Question special
Resident

Congratulations to the authors on presentation of this important study of extending thrombolysis upto 9 hours for patients with ischemic stroke who had hypoperfused but salvageable regions of brain detected on automated perfusion imaging. Re-pefusion based on tissue based approach rather than a time based approach offers a much more objective assessment.

I had two questions:
1. Do you think the benefit of improved primary outcome of score of 0 or 1 on modified Rankin scale at 90 days (adjusted risk ratio 1.44) outweighs the harms of symptomatic intracranial hemorrhage (adjusted risk ratio 7.22). Especially as there was no significant difference in the secondary outcome of functional improvement. And do you think the risks of intracranial hemorrhage would have been higher if more patients were recruited as had been initially planned?

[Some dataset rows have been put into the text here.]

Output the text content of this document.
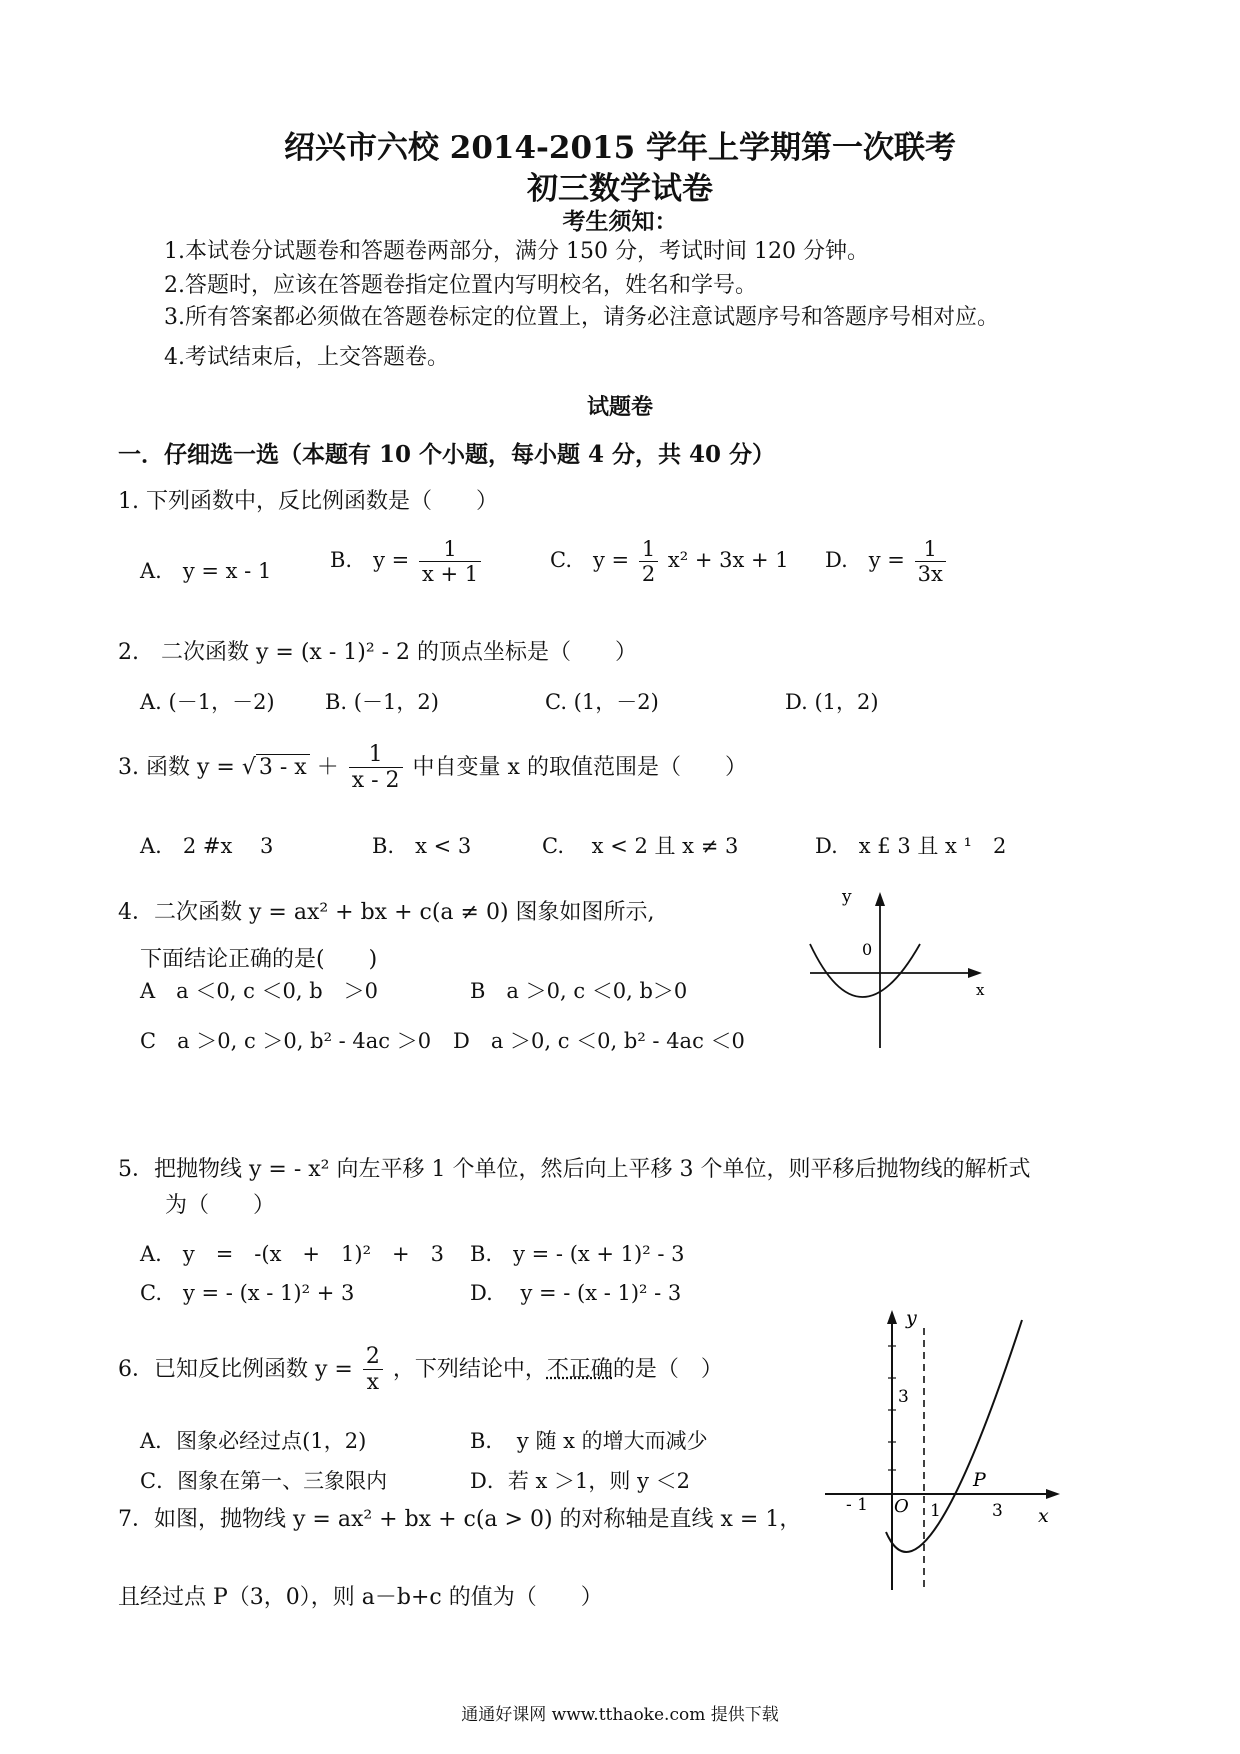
绍兴市六校 2014-2015 学年上学期第一次联考
初三数学试卷
考生须知：
1.本试卷分试题卷和答题卷两部分，满分 150 分，考试时间 120 分钟。
2.答题时，应该在答题卷指定位置内写明校名，姓名和学号。
3.所有答案都必须做在答题卷标定的位置上，请务必注意试题序号和答题序号相对应。
4.考试结束后，上交答题卷。
试题卷
一．仔细选一选（本题有 10 个小题，每小题 4 分，共 40 分）
1. 下列函数中，反比例函数是（　　）
A.　y = x - 1	B.　$y = \frac{1}{x + 1}$	C.　$y = \frac{1}{2} x^2 + 3x + 1$ D.　$y = \frac{1}{3x}$
2.　二次函数 y = (x - 1)² - 2 的顶点坐标是（　　）
A. (－1，－2) B. (－1，2)	C. (1，－2)	D. (1，2)
3. 函数 y = √ $3 - x + \frac{1}{x - 2}$ 中自变量 x 的取值范围是（　　）
A.　2 #x　 3	B.　x < 3	C.　 x < 2 且 x ≠ 3	D.　x £ 3 且 x ¹　2
4．二次函数 y = ax² + bx + c(a ≠ 0) 图象如图所示,
下面结论正确的是(　　)
A　a ＜0, c ＜0, b　＞0	B　a ＞0, c ＜0, b＞0
C　a ＞0, c ＞0, b² - 4ac ＞0 D　a ＞0, c ＜0, b² - 4ac ＜0
y
x
0
5．把抛物线 y = - x² 向左平移 1 个单位，然后向上平移 3 个单位，则平移后抛物线的解析式
为（　　）
A.　y　=　-(x　+　1)²　+　3 B.　y = - (x + 1)² - 3
C.　y = - (x - 1)² + 3	D.　 y = - (x - 1)² - 3
6．已知反比例函数 $y = \frac{2}{x}$ ，下列结论中，不正确的是（　）
A．图象必经过点(1，2)	B．　y 随 x 的增大而减少
C．图象在第一、三象限内	D．若 x ＞1，则 y ＜2
7．如图，抛物线 y = ax² + bx + c(a > 0) 的对称轴是直线 x = 1，
且经过点 P（3，0），则 a－b+c 的值为（　　）
y
x
3
- 1 O 1	3
P
通通好课网 www.tthaoke.com 提供下载
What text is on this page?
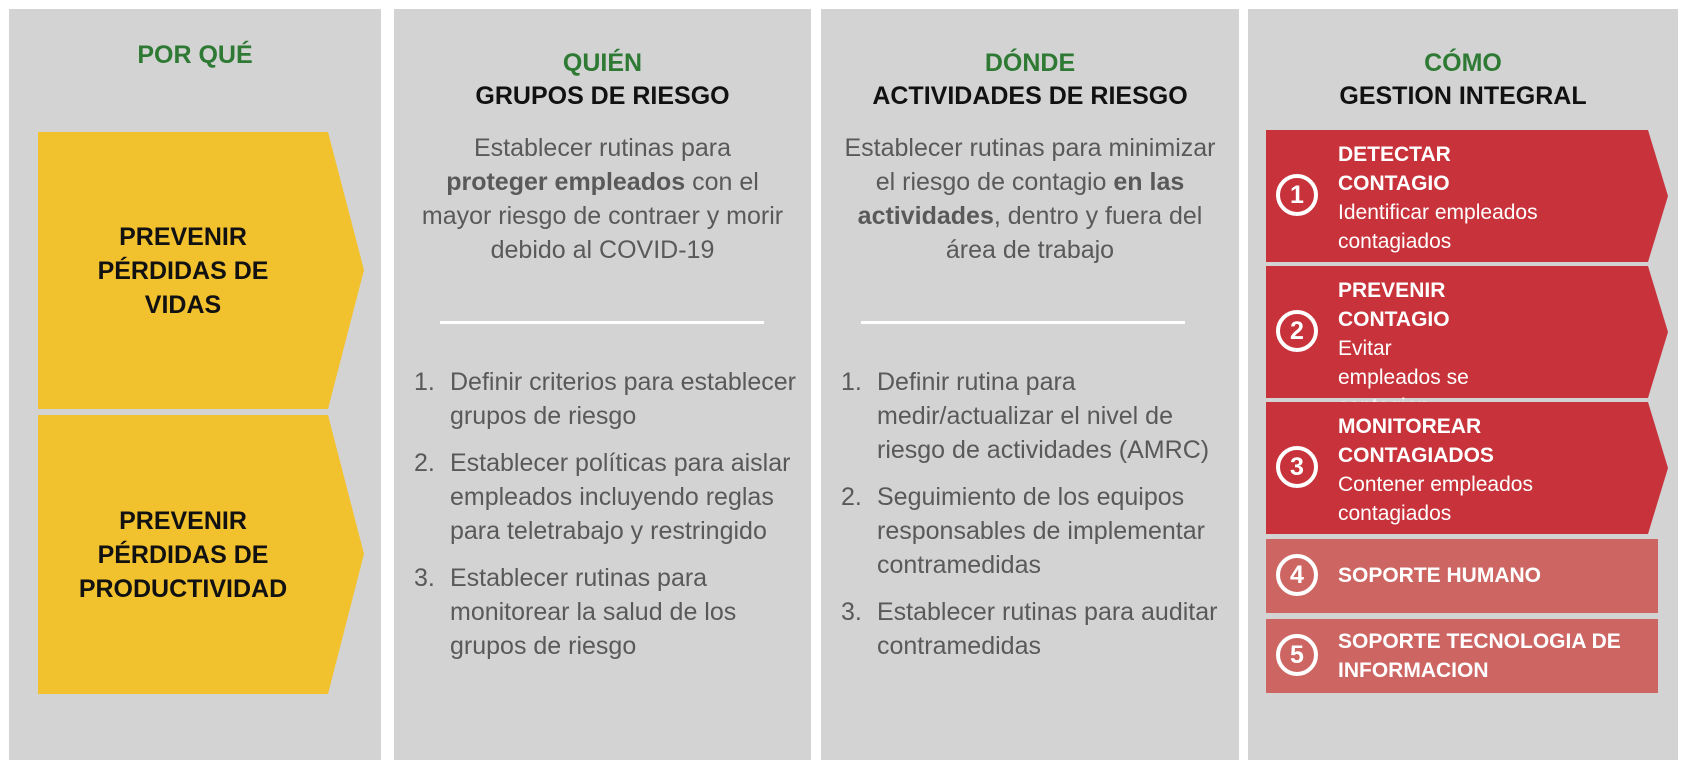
POR QUÉ
PREVENIR
PÉRDIDAS DE
VIDAS
PREVENIR
PÉRDIDAS DE
PRODUCTIVIDAD
QUIÉN
GRUPOS DE RIESGO
Establecer rutinas para proteger empleados con el mayor riesgo de contraer y morir debido al COVID-19
1. Definir criterios para establecer grupos de riesgo
2. Establecer políticas para aislar empleados incluyendo reglas para teletrabajo y restringido
3. Establecer rutinas para monitorear la salud de los grupos de riesgo
DÓNDE
ACTIVIDADES DE RIESGO
Establecer rutinas para minimizar el riesgo de contagio en las actividades, dentro y fuera del área de trabajo
1. Definir rutina para medir/actualizar el nivel de riesgo de actividades (AMRC)
2. Seguimiento de los equipos responsables de implementar contramedidas
3. Establecer rutinas para auditar contramedidas
CÓMO
GESTION INTEGRAL
1
DETECTAR CONTAGIO
Identificar empleados contagiados
2
PREVENIR CONTAGIO
Evitar empleados se
3
MONITOREAR CONTAGIADOS
Contener empleados contagiados
4	SOPORTE HUMANO
5	SOPORTE TECNOLOGIA DE INFORMACION
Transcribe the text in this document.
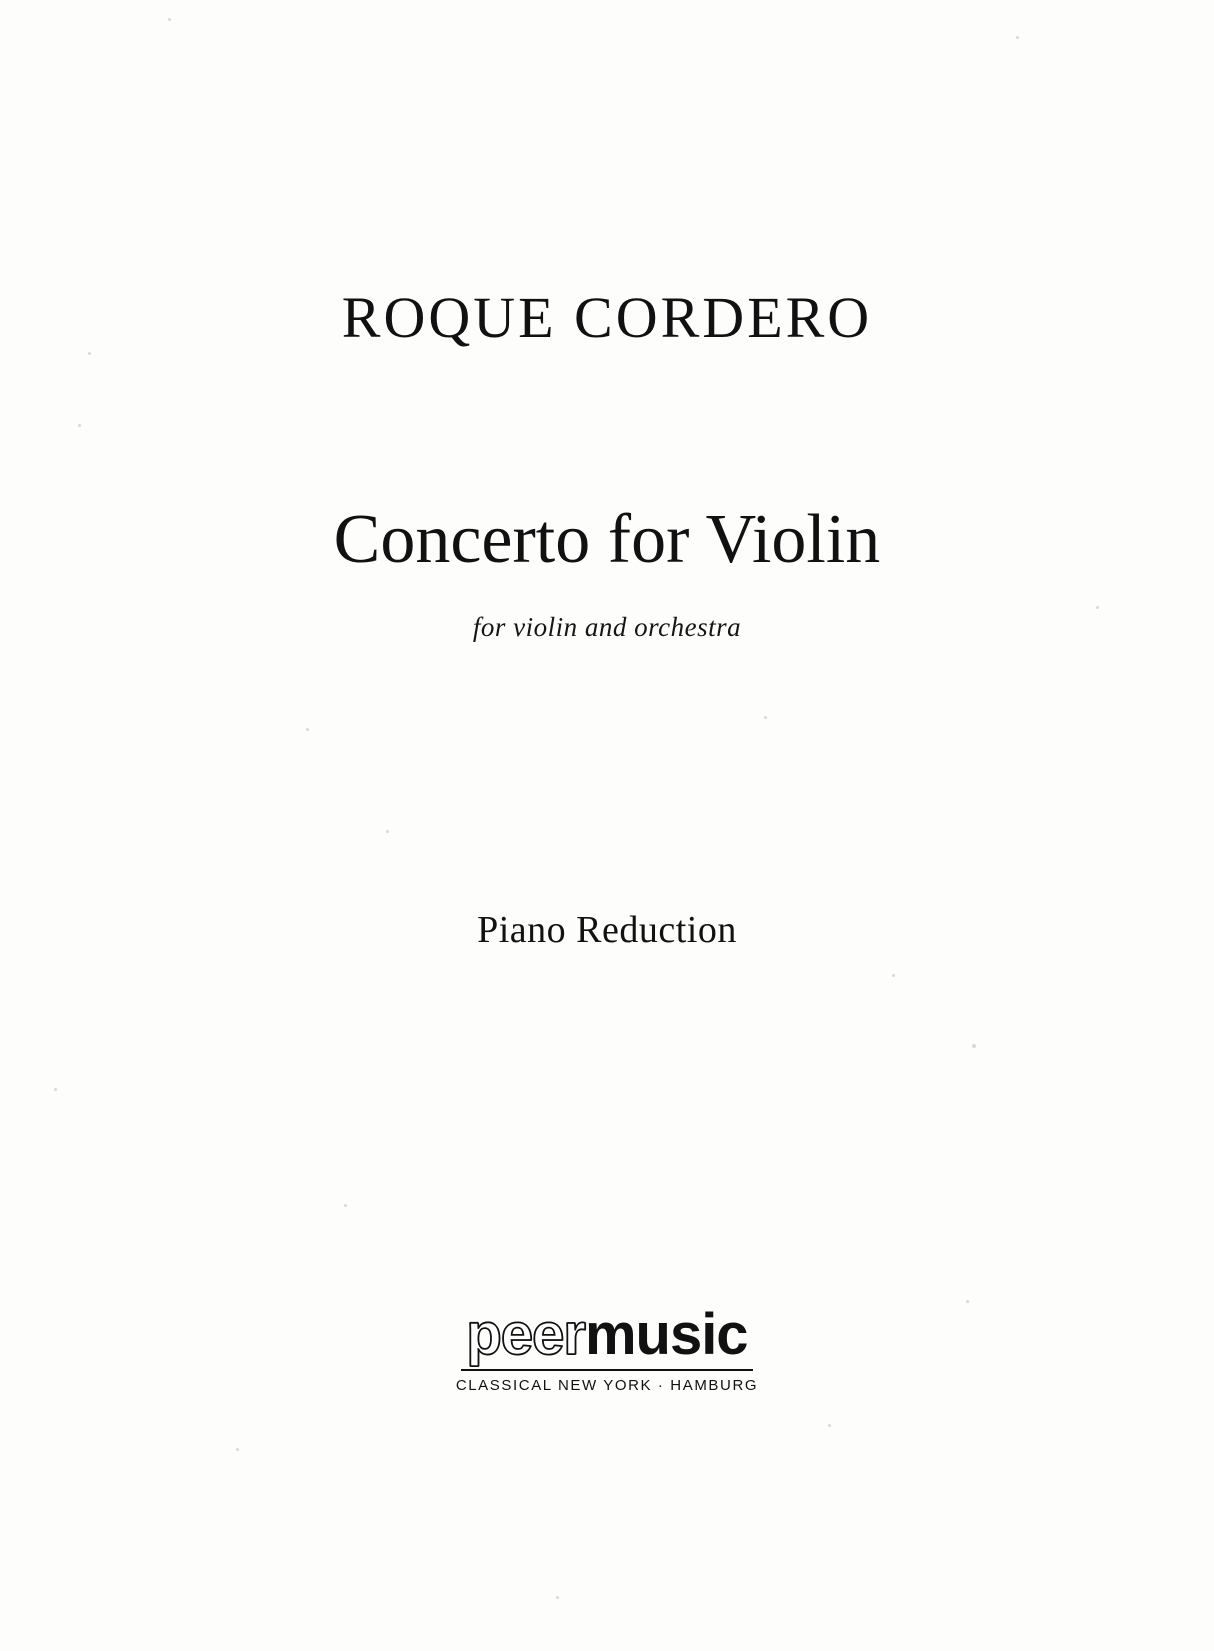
ROQUE CORDERO
Concerto for Violin
for violin and orchestra
Piano Reduction
peer music
CLASSICAL NEW YORK · HAMBURG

2. My second question is about the premature termination of the trial. As the authors conclude, this is one of the limitations of the trial. The authors mention, as does the accompanying editorial, that the WAKE UP trial was not truly equivalent to the EXTEND trial as it targeted patients who were likely to be eligible for thrombolysis at the standard times and did not use penumbra based image guidance. Given the difference in patient population, imaging selection and severity of stroke would it not have been appropriate to complete the trial as was originally planned?